Though there are numerous representations of the rain god Chaak throughout Yucatan, nowhere are they as apparently obsessive as they are in the Codz Poop at Kabah. Measuring 45 meters long with 260 Chaak masks, it has been theorized that there was one mask built for every day in the Mayan calendar. The only structure that comes close to this repetitious use of the Chaak image is on the Palace of the Governor in Uxmal. Though that structure shows 230 masks, they are not as closely stacked or as "overwhelming" as the Codz Poop which means "Rolled Mat".
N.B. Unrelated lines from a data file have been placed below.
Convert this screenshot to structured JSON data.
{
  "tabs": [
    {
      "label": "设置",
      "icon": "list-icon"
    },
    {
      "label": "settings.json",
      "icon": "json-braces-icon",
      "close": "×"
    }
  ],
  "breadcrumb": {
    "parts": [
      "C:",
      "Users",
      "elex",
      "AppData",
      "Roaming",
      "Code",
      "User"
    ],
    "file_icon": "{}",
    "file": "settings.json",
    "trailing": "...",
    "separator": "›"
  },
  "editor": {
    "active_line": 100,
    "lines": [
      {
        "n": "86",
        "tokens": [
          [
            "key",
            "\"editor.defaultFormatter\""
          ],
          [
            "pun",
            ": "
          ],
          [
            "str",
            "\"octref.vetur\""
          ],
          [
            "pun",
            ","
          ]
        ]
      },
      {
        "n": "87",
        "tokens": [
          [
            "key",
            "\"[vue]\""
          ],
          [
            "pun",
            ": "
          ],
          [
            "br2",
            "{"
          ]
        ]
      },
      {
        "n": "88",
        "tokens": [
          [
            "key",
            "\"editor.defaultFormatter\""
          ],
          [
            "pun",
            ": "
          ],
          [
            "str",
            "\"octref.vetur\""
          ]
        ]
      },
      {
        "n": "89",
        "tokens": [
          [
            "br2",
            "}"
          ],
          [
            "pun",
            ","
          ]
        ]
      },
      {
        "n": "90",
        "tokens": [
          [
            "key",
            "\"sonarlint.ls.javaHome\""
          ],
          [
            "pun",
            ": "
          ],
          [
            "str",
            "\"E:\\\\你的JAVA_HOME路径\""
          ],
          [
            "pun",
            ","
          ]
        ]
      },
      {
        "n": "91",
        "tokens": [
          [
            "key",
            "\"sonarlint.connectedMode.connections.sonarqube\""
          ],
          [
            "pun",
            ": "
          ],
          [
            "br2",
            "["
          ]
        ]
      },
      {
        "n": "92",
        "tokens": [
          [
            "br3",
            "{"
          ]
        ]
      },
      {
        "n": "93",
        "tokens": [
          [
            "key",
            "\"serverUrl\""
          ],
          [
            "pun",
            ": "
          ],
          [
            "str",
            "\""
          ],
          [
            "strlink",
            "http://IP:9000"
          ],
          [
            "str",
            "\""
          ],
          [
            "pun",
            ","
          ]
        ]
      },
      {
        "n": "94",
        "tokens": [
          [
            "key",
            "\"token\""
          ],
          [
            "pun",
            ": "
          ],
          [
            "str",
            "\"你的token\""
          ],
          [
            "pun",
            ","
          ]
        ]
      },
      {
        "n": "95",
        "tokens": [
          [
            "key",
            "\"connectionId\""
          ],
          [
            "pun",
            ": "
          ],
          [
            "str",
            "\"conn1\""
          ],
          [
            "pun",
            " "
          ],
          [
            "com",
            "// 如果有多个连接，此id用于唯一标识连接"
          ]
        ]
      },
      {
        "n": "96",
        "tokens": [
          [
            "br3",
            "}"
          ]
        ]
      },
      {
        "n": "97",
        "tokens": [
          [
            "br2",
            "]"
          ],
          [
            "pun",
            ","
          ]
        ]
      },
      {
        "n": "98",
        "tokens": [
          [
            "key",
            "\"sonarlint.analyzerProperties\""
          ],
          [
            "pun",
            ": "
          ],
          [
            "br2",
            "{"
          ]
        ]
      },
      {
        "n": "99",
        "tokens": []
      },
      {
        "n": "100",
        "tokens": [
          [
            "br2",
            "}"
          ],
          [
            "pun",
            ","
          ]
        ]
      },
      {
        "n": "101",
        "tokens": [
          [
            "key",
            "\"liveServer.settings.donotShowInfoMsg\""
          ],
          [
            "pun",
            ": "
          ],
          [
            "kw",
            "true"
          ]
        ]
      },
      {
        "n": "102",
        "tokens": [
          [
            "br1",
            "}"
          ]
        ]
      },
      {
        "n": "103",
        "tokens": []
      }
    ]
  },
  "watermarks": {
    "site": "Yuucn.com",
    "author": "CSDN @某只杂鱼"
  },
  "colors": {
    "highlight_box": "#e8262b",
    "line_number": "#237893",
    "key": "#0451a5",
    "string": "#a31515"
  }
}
This structure is a true feat of engineering. The building is almost 45 meters long. In the total area that makes up each Chaak mask, there are 19 different "blocks" including the nose. The total blocks needed for just the Chaak masks were therefore 4,940. Add to this the smaller blocks that made up the door jambs and other ornaments on the wall, and we can estimate that in all the building would require over 6,000 blocks. There would be different "teams" of masons, each working on a different section of the wall, all needing to be coordinated to fit together at the same time. All blocks carved from stone by hand, and all having to be within a certain tolerance. If each block was out even a centimetre, then by the time builders reached the far end of the wall, that error would have been so magnified that.the patterns would not match at all. What this tells us about the Maya, is that in a world just emerging from the Neolithic period of history, the Maya had a Mass Production system in place for the building of such structures. Likely different groups would be required to perform different functions. Some would cut the course stone in a quarry, others would transport the stone to those who roughed them into shape, finally, the most skilled craftsman would perform the final carving to the exact dimensions needed to fit with the other teams to give the final product. All in an age with no calculators, no sophisticated measuring devices, and no metal tools.